Он повернулся к Тео:
– А как ты вышел на эту игру? Кто тебе ее показал?
Мальчишка явно был растерян. Он заерзал, стал грызть ногти и теребить воротничок пижамы.
– Один мой друг.
– А как зовут твоего друга?
Снова колебания и беспокойство.
– Я не имею права сказать.
Ирен и Сервас переглянулись.
– Почему, Тео?
– Потому что… ну… Не имею, и все…
– Твой друг тебе запретил?
Парнишка кивнул. И вдруг Сервасу кое-что пришло в голову.

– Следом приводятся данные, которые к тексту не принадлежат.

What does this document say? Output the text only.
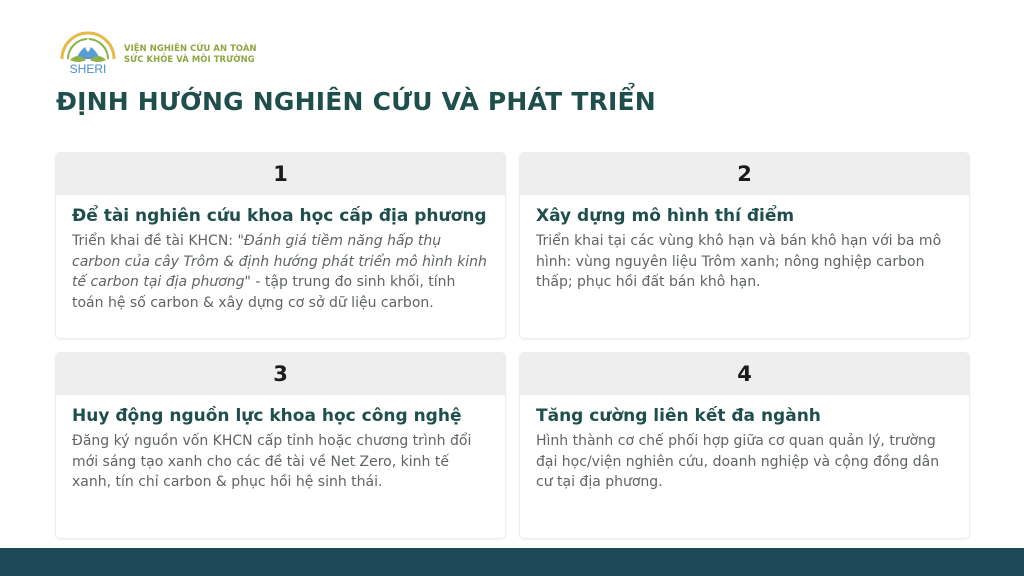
SHERI
VIỆN NGHIÊN CỨU AN TOÀN
SỨC KHỎE VÀ MÔI TRƯỜNG
ĐỊNH HƯỚNG NGHIÊN CỨU VÀ PHÁT TRIỂN
1
Để tài nghiên cứu khoa học cấp địa phương
Triển khai đề tài KHCN: "Đánh giá tiềm năng hấp thụ carbon của cây Trôm & định hướng phát triển mô hình kinh tế carbon tại địa phương" - tập trung đo sinh khối, tính toán hệ số carbon & xây dựng cơ sở dữ liệu carbon.
2
Xây dựng mô hình thí điểm
Triển khai tại các vùng khô hạn và bán khô hạn với ba mô hình: vùng nguyên liệu Trôm xanh; nông nghiệp carbon thấp; phục hồi đất bán khô hạn.
3
Huy động nguồn lực khoa học công nghệ
Đăng ký nguồn vốn KHCN cấp tỉnh hoặc chương trình đổi mới sáng tạo xanh cho các đề tài về Net Zero, kinh tế xanh, tín chỉ carbon & phục hồi hệ sinh thái.
4
Tăng cường liên kết đa ngành
Hình thành cơ chế phối hợp giữa cơ quan quản lý, trường đại học/viện nghiên cứu, doanh nghiệp và cộng đồng dân cư tại địa phương.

– Тео, твой друг – он ведь взрослый?
К его великому удивлению, Тео затряс головой: нет. «Что-то тут не клеится, – подумал он. – В лесу с ним был взрослый. Или он врет нам сейчас».
– Нет? Это твой ровесник?
Снова молчаливое отрицание.
– Но он старше тебя?
Тео утвердительно кивнул.
– Это единственный друг или таких, как он, несколько?
Парнишка явно колебался. Похоже, спрашивал себя, имеет ли он право отвечать на этот вопрос.
– Несколько…
Значит, группа… Со своими законами, тайнами, своими правилами, как бы просты они ни были.
– Хорошо, допустим. Но ты не имеешь права нам сказать, кто это.
Снова утвердительный кивок.
– Почему?
– Если скажу, меня убьют.
– Что?
– Они убьют меня, если я скажу.
По телу Серваса пробежала дрожь. «Обычная мальчишеская клятва», – подумал он, чтобы успокоить себя.
– Ты их боишься?
Он заметил, как застыло лицо мальчика, прежде чем тот кивнул.
– Тео, а кто этот человек, что был с тобой тогда в лесу? Как его зовут?
Молчание.
– Как его зовут? Скажи мне.
Он подождал. Снова никакого ответа.
– Тео, тогда в лесу с тобой был взрослый человек?
Мальчик кивнул.
– А как ты с ним познакомился?
Молчание.
– Тео, как его зовут? Ты должен мне сказать, как его зовут, Тео. Я не выйду отсюда, пока ты мне не скажешь, как его зовут.
Молчание.
– Тео, ты должен мне сказать…
Никакой реакции.
– Тео, но тебя придется отправить в тюрьму, если ты не скажешь…
– Мартен, – тихо сказала Ирен, сидевшая рядом.
Оба увидели, что мальчик поднял на них глаза, полные слез.
– Ты хочешь в тюрьму, Тео?
– Мартен… – настаивала Ирен.
Мальчик затряс головой.
– Ты что, и правда, хочешь в тюрьму?
Он так сильно тряхнул головой, что слезы закапали на палас.